Monday, 6 August 2012

The faces of Cool Britannia ?

Last week I went to the Judo - I sport I have a limited knowledge of, and last night to the Graeco-Roman Wrestling - a sport I have no previous knowledge of at all. I had a great time at both. Doubtless my enjoyment would have been greater if  I'd had understood more of what I was watching - Graeco-Roman manages to be both deceptively simple and also highly technical - but after a few minutes I was completely immersed into it.  

This wasn't because I was a partisan spectator either -  Team GB were not represented at all - and with the  USA favouring  Freestyle Wrestling, Graeco-Roman seems to be dominated by Eastern Europe and Central Asia. So in the same vein as my previous post - the fact that I can came away from the Graeco-Roman so engaged speaks volumes about the 'pure' and universal ability of sport to inspire. 

There's a lot in the papers today about the feel-good factor of a weekend where Great Britain enjoyed record success in the 'mainstream' area of track and field. 

Sober reflection on this would say there is an undeniable element of jingoist distraction from the gloom of austerity in all this. I am fairly immune to this - and personally my immediate reaction to the announcement on the PA that the ever-miserable Andy Murray had won gold in the tennis was to just  groan inwardly.

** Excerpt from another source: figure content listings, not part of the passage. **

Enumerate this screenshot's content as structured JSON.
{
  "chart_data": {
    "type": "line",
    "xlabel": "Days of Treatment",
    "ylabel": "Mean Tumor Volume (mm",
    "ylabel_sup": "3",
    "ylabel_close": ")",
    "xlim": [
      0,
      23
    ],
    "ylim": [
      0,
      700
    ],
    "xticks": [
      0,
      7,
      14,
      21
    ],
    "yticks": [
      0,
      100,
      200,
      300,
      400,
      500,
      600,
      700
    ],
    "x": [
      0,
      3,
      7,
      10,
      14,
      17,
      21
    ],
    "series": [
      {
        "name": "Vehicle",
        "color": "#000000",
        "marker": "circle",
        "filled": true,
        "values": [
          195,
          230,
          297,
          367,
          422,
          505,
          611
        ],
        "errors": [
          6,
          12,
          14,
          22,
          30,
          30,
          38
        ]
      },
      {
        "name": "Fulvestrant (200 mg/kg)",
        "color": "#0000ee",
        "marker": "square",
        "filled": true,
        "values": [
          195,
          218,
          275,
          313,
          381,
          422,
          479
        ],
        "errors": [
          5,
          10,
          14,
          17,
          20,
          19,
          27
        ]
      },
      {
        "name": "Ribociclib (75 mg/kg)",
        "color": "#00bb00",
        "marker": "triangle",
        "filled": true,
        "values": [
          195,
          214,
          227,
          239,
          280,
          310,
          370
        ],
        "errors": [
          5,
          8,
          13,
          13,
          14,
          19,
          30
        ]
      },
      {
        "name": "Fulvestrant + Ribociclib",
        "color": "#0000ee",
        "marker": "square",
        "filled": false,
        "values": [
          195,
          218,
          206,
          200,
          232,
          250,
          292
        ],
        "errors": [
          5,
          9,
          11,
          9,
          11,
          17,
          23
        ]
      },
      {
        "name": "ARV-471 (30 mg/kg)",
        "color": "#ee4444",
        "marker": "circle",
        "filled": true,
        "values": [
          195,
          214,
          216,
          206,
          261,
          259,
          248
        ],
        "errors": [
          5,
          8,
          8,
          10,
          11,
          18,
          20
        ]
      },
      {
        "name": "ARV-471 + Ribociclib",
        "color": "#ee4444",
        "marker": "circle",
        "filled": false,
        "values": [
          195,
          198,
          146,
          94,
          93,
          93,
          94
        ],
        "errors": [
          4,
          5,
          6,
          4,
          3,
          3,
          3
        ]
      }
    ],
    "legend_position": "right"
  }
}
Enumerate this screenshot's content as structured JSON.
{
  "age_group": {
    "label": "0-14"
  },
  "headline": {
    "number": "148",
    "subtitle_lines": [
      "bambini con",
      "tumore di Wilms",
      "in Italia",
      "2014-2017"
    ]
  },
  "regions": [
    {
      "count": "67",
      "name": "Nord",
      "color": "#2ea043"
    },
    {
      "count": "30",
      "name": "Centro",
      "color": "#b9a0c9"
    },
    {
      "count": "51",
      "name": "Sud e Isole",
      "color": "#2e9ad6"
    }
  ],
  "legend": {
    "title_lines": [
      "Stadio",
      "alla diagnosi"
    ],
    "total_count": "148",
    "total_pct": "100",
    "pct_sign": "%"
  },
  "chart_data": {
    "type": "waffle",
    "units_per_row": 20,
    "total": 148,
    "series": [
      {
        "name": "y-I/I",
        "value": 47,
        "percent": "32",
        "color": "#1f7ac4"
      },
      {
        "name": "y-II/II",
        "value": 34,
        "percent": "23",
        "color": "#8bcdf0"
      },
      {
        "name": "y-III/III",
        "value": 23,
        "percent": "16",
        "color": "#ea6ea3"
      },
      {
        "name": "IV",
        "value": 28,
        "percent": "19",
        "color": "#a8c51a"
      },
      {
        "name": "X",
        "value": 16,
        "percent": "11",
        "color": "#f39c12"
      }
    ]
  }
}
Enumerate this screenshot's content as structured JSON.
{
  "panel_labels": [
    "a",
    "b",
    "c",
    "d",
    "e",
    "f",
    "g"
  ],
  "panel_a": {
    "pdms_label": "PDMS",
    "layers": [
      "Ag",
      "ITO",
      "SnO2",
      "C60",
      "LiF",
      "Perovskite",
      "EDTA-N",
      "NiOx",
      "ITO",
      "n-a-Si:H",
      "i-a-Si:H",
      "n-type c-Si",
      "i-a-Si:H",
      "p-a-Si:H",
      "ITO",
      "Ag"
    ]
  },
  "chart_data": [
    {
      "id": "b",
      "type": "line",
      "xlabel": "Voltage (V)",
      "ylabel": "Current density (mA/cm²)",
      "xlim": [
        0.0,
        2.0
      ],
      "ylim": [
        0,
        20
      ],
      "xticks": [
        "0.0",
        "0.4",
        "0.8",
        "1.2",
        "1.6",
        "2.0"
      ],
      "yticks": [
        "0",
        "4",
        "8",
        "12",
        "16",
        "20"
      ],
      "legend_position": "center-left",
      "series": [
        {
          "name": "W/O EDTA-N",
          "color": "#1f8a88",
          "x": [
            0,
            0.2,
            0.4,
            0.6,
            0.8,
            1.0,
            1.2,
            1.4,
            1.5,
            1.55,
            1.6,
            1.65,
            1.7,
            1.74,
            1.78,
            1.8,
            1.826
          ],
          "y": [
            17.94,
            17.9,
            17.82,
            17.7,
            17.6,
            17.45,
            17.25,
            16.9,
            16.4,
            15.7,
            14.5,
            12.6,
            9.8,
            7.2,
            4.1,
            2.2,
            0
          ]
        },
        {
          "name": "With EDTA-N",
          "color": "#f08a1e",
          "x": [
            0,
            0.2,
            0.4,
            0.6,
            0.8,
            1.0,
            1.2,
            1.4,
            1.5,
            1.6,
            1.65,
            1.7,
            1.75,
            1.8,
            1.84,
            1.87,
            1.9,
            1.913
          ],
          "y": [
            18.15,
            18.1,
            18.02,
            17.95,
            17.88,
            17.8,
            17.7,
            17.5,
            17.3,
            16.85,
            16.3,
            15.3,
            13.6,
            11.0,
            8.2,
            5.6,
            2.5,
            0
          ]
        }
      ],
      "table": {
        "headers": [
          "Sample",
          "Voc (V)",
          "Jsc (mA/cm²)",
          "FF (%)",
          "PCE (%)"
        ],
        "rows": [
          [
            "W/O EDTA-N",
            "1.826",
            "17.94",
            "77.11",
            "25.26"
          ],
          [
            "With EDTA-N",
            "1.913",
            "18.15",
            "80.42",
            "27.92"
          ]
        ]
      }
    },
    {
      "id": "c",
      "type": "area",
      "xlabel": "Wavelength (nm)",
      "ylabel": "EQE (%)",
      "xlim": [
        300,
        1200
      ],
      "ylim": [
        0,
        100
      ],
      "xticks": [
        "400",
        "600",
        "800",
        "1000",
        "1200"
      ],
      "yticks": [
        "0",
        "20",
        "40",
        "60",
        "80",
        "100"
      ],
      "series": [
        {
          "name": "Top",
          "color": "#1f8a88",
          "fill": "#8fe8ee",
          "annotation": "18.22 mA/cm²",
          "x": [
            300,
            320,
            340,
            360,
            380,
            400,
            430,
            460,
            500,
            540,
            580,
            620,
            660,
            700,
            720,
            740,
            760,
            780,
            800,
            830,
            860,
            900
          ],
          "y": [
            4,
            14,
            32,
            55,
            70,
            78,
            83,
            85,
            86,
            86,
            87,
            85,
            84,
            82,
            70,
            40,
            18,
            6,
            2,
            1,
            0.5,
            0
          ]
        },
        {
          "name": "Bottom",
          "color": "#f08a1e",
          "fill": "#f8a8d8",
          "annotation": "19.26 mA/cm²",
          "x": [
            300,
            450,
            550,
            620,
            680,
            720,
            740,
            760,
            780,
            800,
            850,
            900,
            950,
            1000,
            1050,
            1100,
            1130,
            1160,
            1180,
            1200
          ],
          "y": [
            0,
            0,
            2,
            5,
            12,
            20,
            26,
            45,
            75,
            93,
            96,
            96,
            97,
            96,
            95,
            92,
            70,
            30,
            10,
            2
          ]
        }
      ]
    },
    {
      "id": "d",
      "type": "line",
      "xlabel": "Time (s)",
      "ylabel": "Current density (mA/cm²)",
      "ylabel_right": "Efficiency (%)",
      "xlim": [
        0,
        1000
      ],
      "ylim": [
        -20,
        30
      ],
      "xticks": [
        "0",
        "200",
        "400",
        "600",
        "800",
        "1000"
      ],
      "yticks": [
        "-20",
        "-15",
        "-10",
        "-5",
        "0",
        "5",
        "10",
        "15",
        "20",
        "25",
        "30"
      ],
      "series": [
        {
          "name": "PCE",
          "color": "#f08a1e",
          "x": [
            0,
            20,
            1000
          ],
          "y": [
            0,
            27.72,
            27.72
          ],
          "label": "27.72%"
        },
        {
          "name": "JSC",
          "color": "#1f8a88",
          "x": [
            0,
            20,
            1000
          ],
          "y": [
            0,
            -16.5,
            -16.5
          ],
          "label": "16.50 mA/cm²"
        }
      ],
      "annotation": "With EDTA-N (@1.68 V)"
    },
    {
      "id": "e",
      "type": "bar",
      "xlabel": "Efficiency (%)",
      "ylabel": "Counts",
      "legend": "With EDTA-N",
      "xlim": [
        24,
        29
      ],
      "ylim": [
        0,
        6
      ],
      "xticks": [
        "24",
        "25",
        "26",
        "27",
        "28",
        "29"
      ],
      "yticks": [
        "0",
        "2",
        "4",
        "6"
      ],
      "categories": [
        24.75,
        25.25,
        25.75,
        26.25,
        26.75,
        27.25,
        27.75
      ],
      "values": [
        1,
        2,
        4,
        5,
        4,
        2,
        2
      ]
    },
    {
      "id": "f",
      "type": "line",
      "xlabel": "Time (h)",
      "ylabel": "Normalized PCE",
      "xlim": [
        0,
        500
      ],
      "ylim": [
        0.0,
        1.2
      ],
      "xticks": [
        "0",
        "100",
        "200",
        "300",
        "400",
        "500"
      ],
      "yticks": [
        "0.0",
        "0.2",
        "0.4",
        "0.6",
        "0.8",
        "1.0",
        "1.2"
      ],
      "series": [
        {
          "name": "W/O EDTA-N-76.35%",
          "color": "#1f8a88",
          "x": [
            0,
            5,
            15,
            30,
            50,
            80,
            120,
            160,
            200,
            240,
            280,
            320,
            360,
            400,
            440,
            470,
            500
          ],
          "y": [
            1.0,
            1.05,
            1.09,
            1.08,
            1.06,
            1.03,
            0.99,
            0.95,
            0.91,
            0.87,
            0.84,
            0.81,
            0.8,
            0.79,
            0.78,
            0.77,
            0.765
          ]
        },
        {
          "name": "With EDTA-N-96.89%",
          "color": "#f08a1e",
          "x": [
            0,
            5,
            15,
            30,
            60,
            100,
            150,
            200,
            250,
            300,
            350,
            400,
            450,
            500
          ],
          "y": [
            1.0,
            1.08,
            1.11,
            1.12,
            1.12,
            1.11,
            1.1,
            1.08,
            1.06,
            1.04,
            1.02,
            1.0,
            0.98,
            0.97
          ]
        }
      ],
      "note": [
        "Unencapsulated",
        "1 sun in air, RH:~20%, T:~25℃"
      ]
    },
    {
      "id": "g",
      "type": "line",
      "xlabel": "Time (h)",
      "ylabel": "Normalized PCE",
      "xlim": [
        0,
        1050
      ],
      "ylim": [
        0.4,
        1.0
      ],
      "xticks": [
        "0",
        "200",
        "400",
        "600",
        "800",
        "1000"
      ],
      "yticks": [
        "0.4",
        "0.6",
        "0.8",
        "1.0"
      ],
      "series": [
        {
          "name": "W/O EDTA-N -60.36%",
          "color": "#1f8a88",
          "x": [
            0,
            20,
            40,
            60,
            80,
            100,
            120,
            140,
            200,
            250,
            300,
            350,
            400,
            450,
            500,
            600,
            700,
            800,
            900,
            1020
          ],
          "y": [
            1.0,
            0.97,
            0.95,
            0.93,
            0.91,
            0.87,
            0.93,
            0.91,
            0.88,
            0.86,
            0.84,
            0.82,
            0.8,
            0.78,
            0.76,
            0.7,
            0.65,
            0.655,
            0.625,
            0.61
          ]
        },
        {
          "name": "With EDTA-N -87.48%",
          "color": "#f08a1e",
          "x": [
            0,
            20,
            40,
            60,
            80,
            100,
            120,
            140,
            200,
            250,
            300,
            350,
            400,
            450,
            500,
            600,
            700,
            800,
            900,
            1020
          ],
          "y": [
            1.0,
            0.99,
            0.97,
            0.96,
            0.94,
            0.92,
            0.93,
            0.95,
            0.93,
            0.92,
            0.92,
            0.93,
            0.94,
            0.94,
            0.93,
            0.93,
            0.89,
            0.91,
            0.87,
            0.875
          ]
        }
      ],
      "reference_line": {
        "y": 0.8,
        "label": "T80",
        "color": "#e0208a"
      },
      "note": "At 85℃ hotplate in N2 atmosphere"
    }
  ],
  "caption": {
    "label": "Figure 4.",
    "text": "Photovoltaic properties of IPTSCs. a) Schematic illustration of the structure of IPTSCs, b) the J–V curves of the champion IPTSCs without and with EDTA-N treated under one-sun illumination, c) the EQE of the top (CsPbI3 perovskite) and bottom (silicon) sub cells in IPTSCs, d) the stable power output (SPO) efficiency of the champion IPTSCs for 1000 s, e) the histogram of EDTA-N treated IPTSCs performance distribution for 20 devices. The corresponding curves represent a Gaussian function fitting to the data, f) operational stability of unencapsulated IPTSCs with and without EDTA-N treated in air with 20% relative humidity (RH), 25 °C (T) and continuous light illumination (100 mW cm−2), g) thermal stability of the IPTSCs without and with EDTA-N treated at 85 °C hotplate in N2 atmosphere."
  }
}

But as with the 'Cool Britannia' opening ceremony, my cynicism is tempered.

There is certainly a whiff of 'one nation' bullshit about all this attempt to be all-inclusive. I'm sure there was an element of it in Lord Coe's decision to feature Jessica Ennis as the 'face of the games'. But it is worth remembering that in this country there remains a significant minority of nasty Little England shits, who would deny us the idea of a multicultural society, and wish that our society had been frozen in the Chariots of Fire era of sporting toffs we could all look up to.

One of them is Rick Dewsbury of the Daily Mail talking about the opening ceremony:'it is likely to be a challenge for the organisers to find an educated white mother and black father living together with a happy family in such a set up...'

The very visible success of a young state school educated, mixed-race woman from a working class background must stick in his throat and that of many others like him. And for that reason alone - despite the disgrace that 50% of British medals went to athletes educated at independent schools that cater for a mere 7% of the population - it worth (briefly) joining in the celebrations.

I promise my next post will be about something other  than the Olympics ...

1 comment:

ray said...

Yeah! My sentiments exactly. Great post. Wish I'd written it myself!